Fairness metrics are crucial to how companies using AI measure their risk exposure to ML decision-making bias and AI compliance regulations to which they must adhere. While fairness and bias are very much in the eye of the beholder, the fairness metrics they rely on are pure math. Understanding the nuances of these fairness metrics is essential, as you must ensure that the metrics you monitor are aligned with the bias and regulatory risks your business is exposed to.

In this post, we will cover some common fairness metrics and their mathematical representations and explain the logic behind each to provide context on the suitability between fairness metrics and use cases. 

Basic fairness metric terminology

Before diving into the metrics, let’s align on some basic terminology and definitions commonly used under the bias and fairness context.

  • Sensitive attribute: a.k.a. A “Protected field” is an attribute that may need to comply with a particular fairness metric. It’s important to note that not all attributes are sensitive by definition. Depending on the use case, only a certain subset of attributes with special consideration (legal, ethical, social, or personal) may be considered as such. For example, US federal law protects individuals from discrimination or harassment based on the following nine protected classes: sex (including sexual orientation and gender identity), race, age, disability, color, creed, national origin, religion, or genetic information (added in 2008). 
  • Proxy attribute: This means attributes that correlate to a sensitive attribute. For example, let’s assume that for a specific use case, race and ethnicity are sensitive attributes. The dataset may also contain highly correlated fields for these two. For example, an individual’s postal code might be highly correlated with them, making it a proxy attribute to the sensitive attribute value. 
  • Parity: A parity measure is a simple observational criterion that requires the evaluation metrics to be independent of the salient group 𝐴. Such measures are static and don’t take changing populations into account. If a parity criterion is satisfied, it does not mean that the algorithm is fair. These criteria are reasonable for surfacing potential inequities and are particularly useful in monitoring live decision-making systems (Source: Fairness and Algorithmic Decision Making).
  • Confusion matrix: Fairness metrics are most commonly applied to classification use cases. One should be familiar with the basics of a confusion matrix to understand the basic mathematics behind the most common fairness metrics. In a binary classification case, we will refer to one of the predicted classes as “Positive” while the other will be “Negative.” Given this configuration, common performance metrics can be derived. To generalize for a multiclass classification use case, we refer to the sensitive class (meaning a specific value out of the possible classification classes) as positive, while all others are negative.
Confusion matrix, Wikipedia
Confusion matrix, Wikipedia

To view the complete list of possible metrics, see here.

Setup & notation

To illustrate fairness metrics in practice, we will use two real-life use cases of a loan approval process and an additional use case where the model attempts to predict the likelihood of an individual being convicted of criminal activity and sent to jail. A binary classification model predicts if we should give a positive answer, i.e., loan approval/going to jail, and the protected attribute, for our examples, will be gender.

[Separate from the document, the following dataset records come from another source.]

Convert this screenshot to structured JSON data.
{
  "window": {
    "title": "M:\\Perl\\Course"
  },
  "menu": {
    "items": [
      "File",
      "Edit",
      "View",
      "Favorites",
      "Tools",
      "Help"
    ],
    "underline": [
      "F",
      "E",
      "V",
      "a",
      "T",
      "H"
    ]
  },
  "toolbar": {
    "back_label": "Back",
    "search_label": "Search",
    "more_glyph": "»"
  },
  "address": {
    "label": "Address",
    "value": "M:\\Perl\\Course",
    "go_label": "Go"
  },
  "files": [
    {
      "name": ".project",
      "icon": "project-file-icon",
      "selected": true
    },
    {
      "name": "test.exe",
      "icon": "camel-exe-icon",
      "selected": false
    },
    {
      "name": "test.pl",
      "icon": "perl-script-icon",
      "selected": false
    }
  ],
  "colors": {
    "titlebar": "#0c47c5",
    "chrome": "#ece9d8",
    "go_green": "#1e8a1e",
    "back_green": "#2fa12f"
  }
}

Given this setup, we will use the following notation:

A – possible values of the sensitive attributes.

R – the output/prediction of the algorithm.

Y – the ground truth.

The graph illustrations of each example show the threshold of positive model outputs for each group, where every output above the threshold will indicate a positive outcome.

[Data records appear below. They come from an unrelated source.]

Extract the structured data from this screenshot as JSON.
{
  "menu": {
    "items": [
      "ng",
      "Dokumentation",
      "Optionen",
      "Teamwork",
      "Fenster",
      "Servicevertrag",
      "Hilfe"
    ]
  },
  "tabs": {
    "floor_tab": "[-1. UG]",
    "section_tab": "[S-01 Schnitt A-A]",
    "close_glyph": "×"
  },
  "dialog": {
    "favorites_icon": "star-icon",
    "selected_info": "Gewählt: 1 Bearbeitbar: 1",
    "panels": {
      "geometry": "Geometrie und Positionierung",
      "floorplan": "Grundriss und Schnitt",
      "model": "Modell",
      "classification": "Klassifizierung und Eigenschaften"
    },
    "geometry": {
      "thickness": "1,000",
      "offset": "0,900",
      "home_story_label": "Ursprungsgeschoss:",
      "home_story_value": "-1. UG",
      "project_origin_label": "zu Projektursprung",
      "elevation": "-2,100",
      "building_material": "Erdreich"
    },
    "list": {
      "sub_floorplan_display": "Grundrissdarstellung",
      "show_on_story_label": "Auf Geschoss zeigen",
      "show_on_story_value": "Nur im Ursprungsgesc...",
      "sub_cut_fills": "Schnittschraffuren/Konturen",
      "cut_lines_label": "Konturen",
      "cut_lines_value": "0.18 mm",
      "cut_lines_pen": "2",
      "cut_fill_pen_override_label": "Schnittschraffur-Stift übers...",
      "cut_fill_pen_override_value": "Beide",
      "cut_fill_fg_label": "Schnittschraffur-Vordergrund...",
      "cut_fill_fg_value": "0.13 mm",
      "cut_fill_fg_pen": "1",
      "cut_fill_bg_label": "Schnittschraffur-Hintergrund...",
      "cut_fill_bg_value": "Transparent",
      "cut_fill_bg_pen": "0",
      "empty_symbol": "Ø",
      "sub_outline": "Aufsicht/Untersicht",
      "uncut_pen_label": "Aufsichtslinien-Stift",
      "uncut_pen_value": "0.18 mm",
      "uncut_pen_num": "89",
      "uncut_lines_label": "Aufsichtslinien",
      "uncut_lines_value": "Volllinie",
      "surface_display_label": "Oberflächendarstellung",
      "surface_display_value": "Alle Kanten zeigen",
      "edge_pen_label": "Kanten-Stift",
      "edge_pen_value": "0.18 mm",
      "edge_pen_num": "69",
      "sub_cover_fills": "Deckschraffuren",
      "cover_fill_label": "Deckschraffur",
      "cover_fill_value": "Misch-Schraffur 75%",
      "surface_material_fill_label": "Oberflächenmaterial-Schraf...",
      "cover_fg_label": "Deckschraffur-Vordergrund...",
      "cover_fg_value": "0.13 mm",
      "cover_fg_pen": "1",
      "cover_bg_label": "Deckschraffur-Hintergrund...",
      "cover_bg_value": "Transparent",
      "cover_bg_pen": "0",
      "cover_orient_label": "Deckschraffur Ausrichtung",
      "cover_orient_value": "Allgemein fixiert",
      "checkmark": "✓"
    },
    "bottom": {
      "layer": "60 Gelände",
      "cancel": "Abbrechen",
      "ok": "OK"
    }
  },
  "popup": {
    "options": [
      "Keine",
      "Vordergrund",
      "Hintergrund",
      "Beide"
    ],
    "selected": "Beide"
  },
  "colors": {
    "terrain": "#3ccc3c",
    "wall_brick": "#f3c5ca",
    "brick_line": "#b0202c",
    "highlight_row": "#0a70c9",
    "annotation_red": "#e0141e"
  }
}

Metric 1: Group unawareness

Group unawareness means that we don’t want the gender of a person to impact in any way our decision to approve or reject a loan. In simple, intuitive words, we don’t want the model the “use” gender as an attribute. So if no requests from women make it into the pool of approved requests, that’s fair so long as requests are chosen purely based on non-sensitive attributes.

Group unawareness is a straightforward and intuitive way to define fairness. An ML equivalent term to such a condition could be feature attribution. When we refer to unawareness, we are technically referring to the fact that we want 0 attribution for gender attributes. This can easily be measured using tools like Lime, SHAP, etc.

Things to note

  • There may be a “proxy sensitive attribute” in the data, which means attributes that correlate to a sensitive attribute. For example, an individual’s postal code may be a proxy for income, race, or ethnicity. So even if we willfully ignore the direct sensitive group, we may still have hidden awareness.
  • The training data may contain historical biases. For example, women’s work histories are more likely to have gaps. Which may lower their requests’ probability of being approved

Metric 2: Demographic parity

If we want to ensure the same approval rate for male and female applicants, we can use demographic parity. Demographic parity states that the proportion of each segment of a protected class (e.g., gender) should receive a positive outcome at equal rates.

Let’s say A is a protected class (in our case, sex):

For \forall{w,m}\in A




Another way to look at it is to require that the prediction be statistically independent of the protected attribute.

For all \forall{a}\in A

P\left(R=1|A=a\right)=P\left(R=1\right),\forall{a}\in A

P\left(R=0|A=a\right)=P\left(R=0\right),\forall{a}\in A

Example of demographic parity

In this illustration, we can see that half of each group is approved.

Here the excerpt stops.